Educadoras infantis de Presidente Prudente anunciaram uma paralisação para a próxima terça-feira, dia 5. A medida, segundo o Sintrapp (Sindicato dos Servidores Públicos Municipais de Presidente Prudente e Região), foi aprovada em assembleia, na noite de quarta-feira, e formalizada em ofício que foi encaminhado ao prefeito Milton Carlos de Mello, Tupã (Republicanos), nesta quinta-feira.
“A decisão foi tomada diante das dificuldades de negociação da implementação da lei federal nº 15.326/2026 junto à administração.
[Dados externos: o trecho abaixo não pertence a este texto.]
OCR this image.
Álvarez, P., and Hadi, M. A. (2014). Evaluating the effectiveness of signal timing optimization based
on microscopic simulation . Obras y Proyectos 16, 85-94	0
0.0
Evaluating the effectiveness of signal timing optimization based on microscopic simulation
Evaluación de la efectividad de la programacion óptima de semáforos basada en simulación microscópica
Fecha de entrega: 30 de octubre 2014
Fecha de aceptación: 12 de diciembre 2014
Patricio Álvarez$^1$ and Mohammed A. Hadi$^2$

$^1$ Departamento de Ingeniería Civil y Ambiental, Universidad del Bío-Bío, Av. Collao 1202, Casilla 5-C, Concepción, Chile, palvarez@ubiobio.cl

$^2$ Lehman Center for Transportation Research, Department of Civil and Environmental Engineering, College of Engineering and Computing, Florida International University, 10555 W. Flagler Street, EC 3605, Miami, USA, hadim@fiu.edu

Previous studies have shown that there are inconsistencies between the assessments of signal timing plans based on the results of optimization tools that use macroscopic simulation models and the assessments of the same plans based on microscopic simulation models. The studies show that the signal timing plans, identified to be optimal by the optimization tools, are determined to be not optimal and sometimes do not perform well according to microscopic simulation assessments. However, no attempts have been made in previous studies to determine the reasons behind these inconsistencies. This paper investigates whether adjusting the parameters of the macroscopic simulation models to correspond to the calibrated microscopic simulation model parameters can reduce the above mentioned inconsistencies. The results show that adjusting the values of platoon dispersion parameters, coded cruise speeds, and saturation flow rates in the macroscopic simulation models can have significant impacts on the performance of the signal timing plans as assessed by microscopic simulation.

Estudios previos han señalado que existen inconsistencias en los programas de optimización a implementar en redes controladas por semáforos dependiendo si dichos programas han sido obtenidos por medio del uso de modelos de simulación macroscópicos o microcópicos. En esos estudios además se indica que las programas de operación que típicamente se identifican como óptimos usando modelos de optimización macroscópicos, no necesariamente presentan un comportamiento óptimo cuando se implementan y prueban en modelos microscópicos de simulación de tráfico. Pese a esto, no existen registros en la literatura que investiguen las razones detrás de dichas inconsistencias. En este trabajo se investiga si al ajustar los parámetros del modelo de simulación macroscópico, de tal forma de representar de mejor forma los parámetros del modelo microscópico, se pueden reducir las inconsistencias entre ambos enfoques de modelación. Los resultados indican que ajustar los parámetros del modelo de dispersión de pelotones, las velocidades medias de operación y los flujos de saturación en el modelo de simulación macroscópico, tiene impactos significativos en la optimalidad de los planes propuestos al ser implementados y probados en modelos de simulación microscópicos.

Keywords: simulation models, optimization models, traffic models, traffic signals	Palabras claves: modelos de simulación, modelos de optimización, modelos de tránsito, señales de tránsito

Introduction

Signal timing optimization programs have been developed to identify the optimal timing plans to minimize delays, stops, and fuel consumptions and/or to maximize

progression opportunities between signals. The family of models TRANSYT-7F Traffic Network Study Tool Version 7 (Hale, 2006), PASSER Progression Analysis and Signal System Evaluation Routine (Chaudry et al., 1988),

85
A proposta apresentada pela Prefeitura foi rejeitada porque a administração propõe para 2027 a redução de duas horas semanais na jornada, que reflete na redução de salário para as profissionais”, aponta o sindicato.
A entidade ainda afirma que as educadoras também contestam a manutenção da nomenclatura do cargo. “A proposta da categoria é adotar a denominação de professora de desenvolvimento infantil, garantindo todos os direitos” frisa.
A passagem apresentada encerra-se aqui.